自助努力を喧伝し、他人に求めるのは簡単です。 でも求められても、如何にも術が無い人たちも多いのです。 人生の最初から、いくら努力しても安倍首相他とは出発点が違う人たちが居るのです。 そうした人たちに、自助努力を求め、応えることも出来ず、切り捨てるのみでは社会は乱れます。 いざとなれば、国や自治体が救助の手を差し伸べてくれる、と云う安心感さえあれば、私でも、もっと買いたいものを買います。
実は、今日もトイレの修理を如何にするか、と悩んでいました。 トイレを改築するのには、何十万円とかかるので、日曜大工で部品を新しく取り付けて様子を見ることにしたのですが、何時まで修理を引き延ばせることやら。
ともあれ、今の日本では、低所得の人たちを切り捨てる政策を実施すべく群れている冷酷な政治屋が多いのが、現状でしょう。 身近な例で言えば、大阪市の下町の商店街で飯を食べていないと会話していた人たちを更に追いつめるべく、またしても「都構想」なる似非改革を掲げて選挙に臨むことを希望した橋下氏もその内の一人であるのに間違いはありません。
橋下氏、大阪知事選「松井氏以外に人材いないのでは」と再出馬希望 産経West 2015.8.6 18:56更新
全くの個人的なことですが、私は、橋下氏が消滅を企図されておられる大阪市には聊かの恩義を感じています。 その昔、私が未だ若くて労働組合の執行委員をしている頃に、大阪市の労働会館で主催された労働問題の講座に通っていたことがありました。 講師は、名高い教授陣で、特に労働法の講座は、最新の判例解説もあり有益でした。 講座終了時には、交歓の場も設けられて主催者側と意見交歓を行ったものでした。
会場になった会館には、結婚式場もあり、経済的な経費で挙式も出来ましたので、友人の結婚式場として紹介をしたことがありました。 また、妹の結婚式場としても利用したこともありました。 更に、最近では、あるターミナルにある生涯学習センターで、市の生涯学習の講座に参加もしていました。
残念なことに、バブル崩壊後は、次々と合理化の波が押し寄せて、労働会館そのものが合理化の対象となり、また、私の通っていた生涯学習の拠点は、橋下氏の下で消滅しました。
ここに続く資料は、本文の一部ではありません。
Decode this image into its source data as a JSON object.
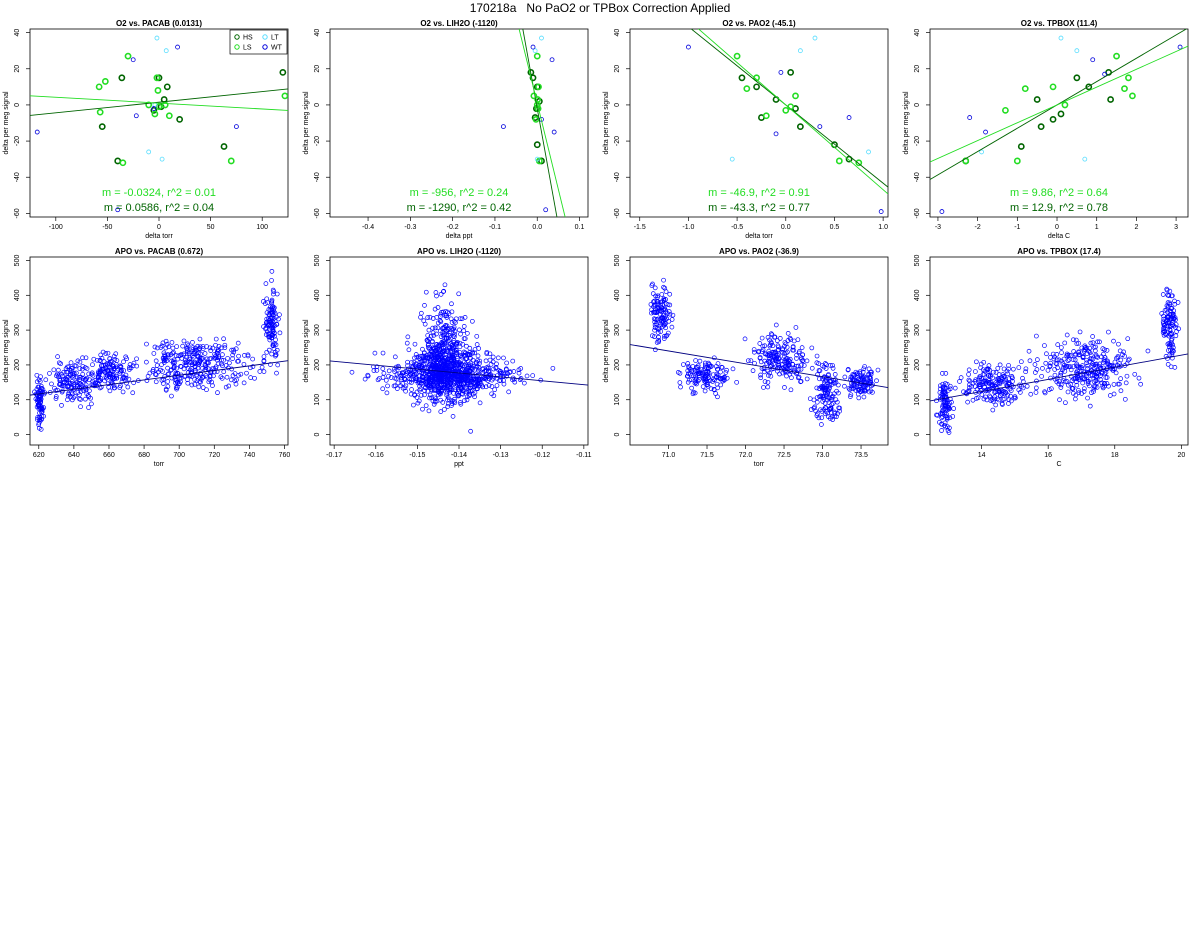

其処で、聊かの恩義のある市が消滅の危機にあるのを傍観していることが出来ず、個人で反「都構想」の運動もしました。 幸いにも勝利したのですが、尚、未だ鎌首をもたげる意思を示す輩には怒りを覚えるものです。 年老いても、これ等の似非政治家に一太刀でも報いたい、と決心を固めているところです。